We are using the ZED SDK for a multi-camera body tracking setup (3 ZED X) in a biomechanics research context. We have several technical questions that we couldn’t find clear answers to in the documentation or existing issues.
1. Anatomical definition of keypoints
What is the exact anatomical landmark used for the shoulder keypoint in BODY_34 and BODY_38? Is it the glenohumeral joint center, the acromion, or something else? This matters significantly for biomechanical analysis where joint center accuracy is critical. Any other information about the other key point is welcome.
2. Body fitting at camera level vs fusion level
In your official fused_cameras.py example, enable_body_fitting is set to False at the per-camera level and True at the fusion level. Is this the recommended configuration? Does enabling body fitting at both levels improve accuracy or introduce redundancy? What is the interaction between the two?
3. BODY_34 vs BODY_38 accuracy and use case
Is there a recommended format for research applications requiring high joint position accuracy? Does BODY_38 provide better 3D accuracy or is it mainly adding distal joints (fingers, toes) on top of BODY_34?
4. depth_stabilization and body tracking quality
Does the depth_stabilization parameter in InitParameters meaningfully affect body tracking quality, particularly joint position stability across frames? Is there a recommended value for static camera setups?

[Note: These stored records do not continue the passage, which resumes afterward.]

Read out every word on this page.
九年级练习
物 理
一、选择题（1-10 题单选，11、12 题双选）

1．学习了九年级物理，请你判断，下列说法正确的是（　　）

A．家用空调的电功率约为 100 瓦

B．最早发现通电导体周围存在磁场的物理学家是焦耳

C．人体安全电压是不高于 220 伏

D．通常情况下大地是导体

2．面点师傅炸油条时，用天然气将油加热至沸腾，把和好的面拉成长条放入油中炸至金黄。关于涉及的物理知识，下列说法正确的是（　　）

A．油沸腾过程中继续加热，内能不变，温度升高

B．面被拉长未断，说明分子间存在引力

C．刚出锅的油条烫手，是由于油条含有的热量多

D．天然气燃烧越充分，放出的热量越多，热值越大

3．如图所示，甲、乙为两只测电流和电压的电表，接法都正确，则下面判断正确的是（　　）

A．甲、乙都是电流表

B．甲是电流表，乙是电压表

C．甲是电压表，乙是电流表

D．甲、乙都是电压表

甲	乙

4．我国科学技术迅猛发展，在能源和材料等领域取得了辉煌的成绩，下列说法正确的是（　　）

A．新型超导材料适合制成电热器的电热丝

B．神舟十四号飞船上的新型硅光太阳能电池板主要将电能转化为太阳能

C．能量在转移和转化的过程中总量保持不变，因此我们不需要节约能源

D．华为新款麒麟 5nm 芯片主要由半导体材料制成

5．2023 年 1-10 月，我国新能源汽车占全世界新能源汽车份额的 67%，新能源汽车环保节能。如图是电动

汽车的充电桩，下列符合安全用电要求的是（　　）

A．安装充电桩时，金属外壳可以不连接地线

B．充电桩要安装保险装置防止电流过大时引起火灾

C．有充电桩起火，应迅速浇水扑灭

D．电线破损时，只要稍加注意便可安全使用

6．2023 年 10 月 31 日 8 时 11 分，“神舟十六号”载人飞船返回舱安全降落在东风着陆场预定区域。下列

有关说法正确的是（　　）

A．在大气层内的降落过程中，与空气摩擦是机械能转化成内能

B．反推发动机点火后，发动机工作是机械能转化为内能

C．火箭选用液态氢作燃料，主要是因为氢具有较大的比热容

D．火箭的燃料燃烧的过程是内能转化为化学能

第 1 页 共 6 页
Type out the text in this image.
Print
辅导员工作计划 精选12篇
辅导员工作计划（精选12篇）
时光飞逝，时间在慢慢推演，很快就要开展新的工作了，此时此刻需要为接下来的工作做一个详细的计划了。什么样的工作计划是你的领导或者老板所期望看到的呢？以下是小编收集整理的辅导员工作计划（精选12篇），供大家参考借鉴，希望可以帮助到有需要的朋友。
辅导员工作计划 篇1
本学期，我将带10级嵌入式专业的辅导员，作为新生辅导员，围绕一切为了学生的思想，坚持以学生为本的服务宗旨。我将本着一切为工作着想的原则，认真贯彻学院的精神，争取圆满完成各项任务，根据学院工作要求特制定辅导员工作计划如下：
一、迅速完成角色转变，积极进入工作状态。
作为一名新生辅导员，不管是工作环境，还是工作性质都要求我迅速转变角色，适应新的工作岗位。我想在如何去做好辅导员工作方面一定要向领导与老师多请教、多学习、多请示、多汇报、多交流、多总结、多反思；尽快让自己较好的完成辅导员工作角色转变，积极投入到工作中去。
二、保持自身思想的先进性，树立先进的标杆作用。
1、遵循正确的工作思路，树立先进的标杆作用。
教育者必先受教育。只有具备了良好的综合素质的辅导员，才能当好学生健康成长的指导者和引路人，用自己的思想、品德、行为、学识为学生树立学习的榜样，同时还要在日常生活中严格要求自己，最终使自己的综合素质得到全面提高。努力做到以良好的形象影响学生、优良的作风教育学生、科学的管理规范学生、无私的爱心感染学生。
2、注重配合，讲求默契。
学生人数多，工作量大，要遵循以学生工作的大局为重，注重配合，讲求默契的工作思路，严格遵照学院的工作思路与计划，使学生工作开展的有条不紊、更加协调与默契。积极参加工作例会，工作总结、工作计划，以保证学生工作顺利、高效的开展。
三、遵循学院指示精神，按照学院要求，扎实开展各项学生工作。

5. Joint orientations with body fitting option
The global_root_orientation field provides a quaternion for the pelvis joint, and local_orientation_per_joint provides one quaternion per joint. What is the reference/neutral pose these rotations are relative to? Is it a T-pose aligned with the world axes? Any additional information on how joint orientations are defined in the SDK would be welcome.
Thanks for the detailed and well-scoped questions. Answers below, in your order, with references where we have them, and I’ll flag honestly the two points where our public docs doesn’t have the elements you required.
Anatomical definition of the shoulder keypoint (BODY_34 / BODY_38)
This is a genuine gap in our published documentation: we do not publish the precise anatomical landmark (e.g. acromion vs glenohumeral joint center) that each keypoint maps to. The keypoints are produced by a neural network trained on human-pose datasets, so the shoulder keypoint is a learned approximation that sits near the glenohumeral region rather than a metrologically-defined joint center. For biomechanics where joint-center accuracy is load-bearing, I’d treat the SDK keypoints as a kinematic skeleton, not as
anatomically-calibrated landmarks. I’ve logged this internally.
Body fitting: per-camera vs Fusion level
Enable body fitting only at the Fusion level (BodyTrackingFusionParameters.enable_body_fitting = true), and leave it off on each per-camera BodyTrackingParameters — that’s the recommended setup. The reason it
works: in the Fusion pipeline the fitting is applied to the single fused skeleton built from all
viewpoints, and per the SDK, enabling it at the Fusion level will also promote the fused output to BODY_34 (with local rotations) even if the cameras feed BODY_18. Enabling fitting additionally at the per-camera level is redundant — it adds compute without improving the fused result. (Note: the stock fused_cameras.py ships with BODY_18 and fitting disabled everywhere, so it outputs positions only with no orientations — you’ll need the change above to get fitted skeletons.)
BODY_34 vs BODY_38 — which for high joint accuracy
BODY_38 is primarily BODY_34 plus distal joints (hands/feet) and some additional spine/head detail; both run on the same detection backbone, so BODY_38 does not give you fundamentally better 3D position accuracy on the joints the two formats share — it gives you more joints and better hand/foot orientation. For your case I’d choose by which joints you need: if you don’t need fingers/toes, BODY_34 is sufficient and lighter; if you want feet/hands, use BODY_38. In both cases use the ACCURATE model (HUMAN_BODY_ACCURATE)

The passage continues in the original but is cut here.